Une seule chose semble unir ces pans hétéroclites de la société : le rejet commun de la vie sainte que professe Viridiana. Admirée pour ses bonnes œuvres, et surtout pour ses largesses, elle est aussi moquée en secret pour sa naïveté. Don Jorge (Francisco Rabal), le fils naturel de Jaime, le sait bien, lui qui se fiche éperdument des projets humanitaires de sa cousine, encore plus quand il dérange ses travaux agricoles : on s’accommode toujours de la religion quand il s’agit de défendre son égoïsme.


Hypocrisie du franquisme
Comme à son habitude, Buñuel n’attaque pas de front une idéologie ; il la lacère en soulevant toutes les ordures qu’elle prend soin de cacher. Comme la société bourgeoise dans L’Âge d’or (1930), Susana la perverse (1962) ou encore Le Charme discret de la bourgeoisie (1972), la société franquiste est prise au piège de son hypocrisie à travers son rapport à la sexualité. Cachée, passée sous silence, celle-ci constitue pourtant le point focal d’une société du tabou : les désirs incestueux de Jaime et la masculinité arrogante de Jorge vont de paire avec la grivoiserie bestiale des indigents que recueille Viridiana.

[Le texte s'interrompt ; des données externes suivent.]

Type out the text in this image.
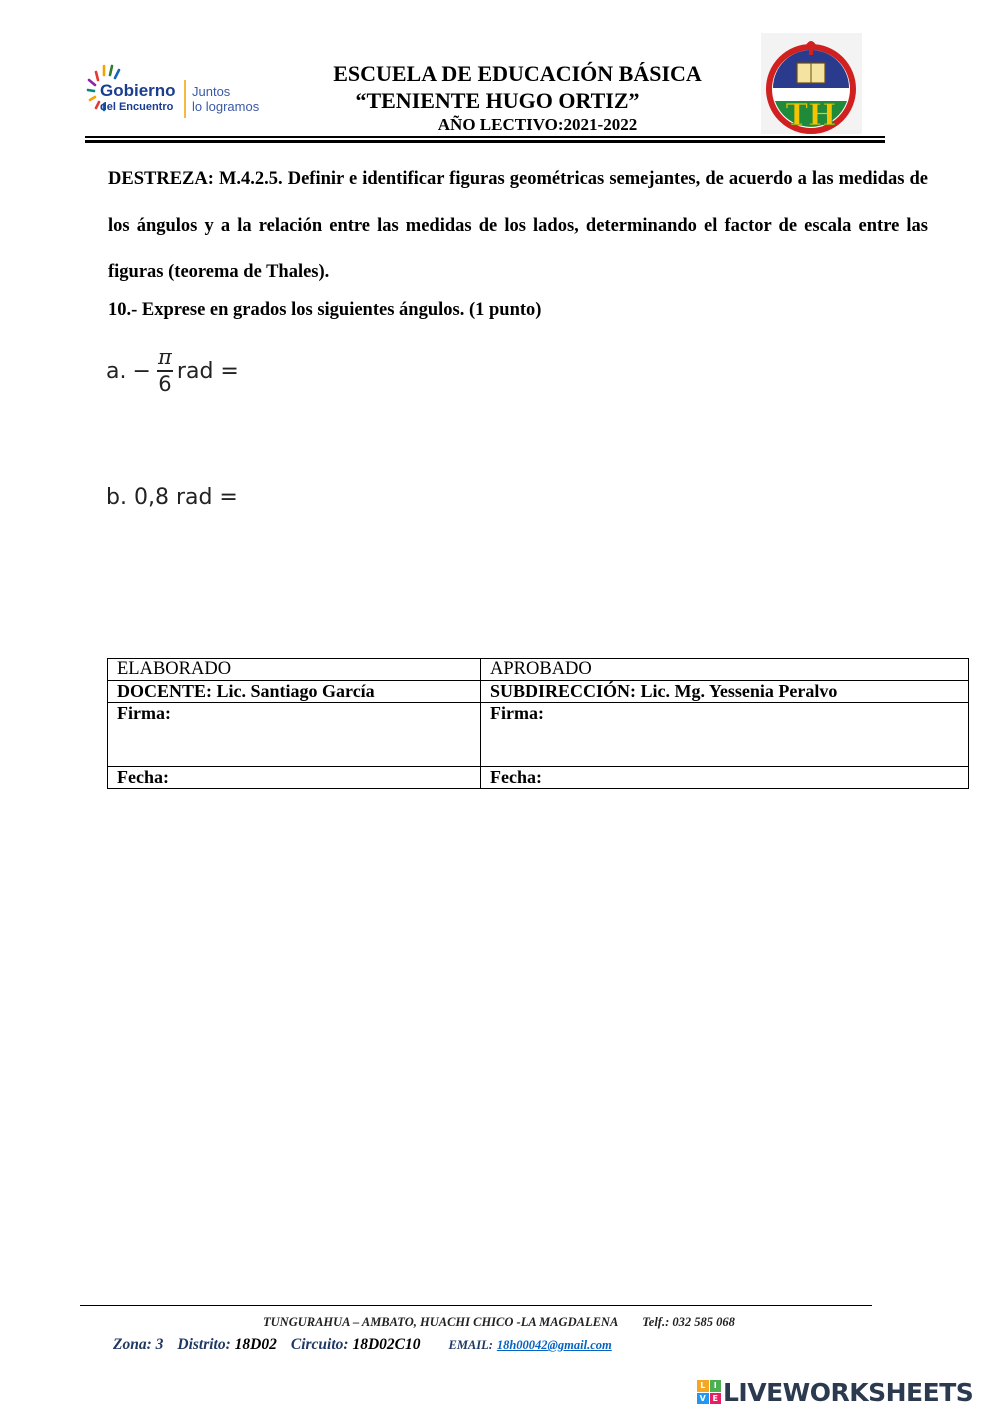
Gobierno
del Encuentro
Juntos
lo logramos
ESCUELA DE EDUCACIÓN BÁSICA
“TENIENTE HUGO ORTIZ”
AÑO LECTIVO:2021-2022	TH
DESTREZA: M.4.2.5. Definir e identificar figuras geométricas semejantes, de acuerdo a las medidas de los ángulos y a la relación entre las medidas de los lados, determinando el factor de escala entre las figuras (teorema de Thales).
10.- Exprese en grados los siguientes ángulos. (1 punto)
a. − $\frac{\pi}{6}$ rad =
b. 0,8 rad =
ELABORADO	APROBADO
DOCENTE: Lic. Santiago García	SUBDIRECCIÓN: Lic. Mg. Yessenia Peralvo
Firma:	Firma:
Fecha:	Fecha:
TUNGURAHUA – AMBATO, HUACHI CHICO -LA MAGDALENA Telf.: 032 585 068
Zona: 3 Distrito: 18D02 Circuito: 18D02C10 EMAIL: 18h00042@gmail.com
L	I
V E LIVEWORKSHEETS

Alors, comme il sait le faire depuis ses débuts, Buñuel cherche le scandale. L’image qui va dénuder une idéologie drapée dans ses beaux atours. Et il le trouve dans un plan large, soigneusement éclairé et disposé selon toute une tradition picturale : une parodie de la Cène, où les indigents braillards font office d’apôtres et un aveugle répugnant (José Calvo) tient la place de Jésus. Le partage du pain et du vin devenu une orgie de victuailles, d’alcools et de jambes en l’air.
Attaqué en tant que système de répression sexuelle, le franquisme apparaît alors dans sa vérité crue : une machine à transformer les pulsions refoulées en outils de domination sociale. Aux riches la possibilité d’exploiter le corps des pauvres, aux pauvres l’espoir d’une délivrance sexuelle dionysiaque, et aux femmes, le rôle ingrat de supporter toutes les rancœurs masculines.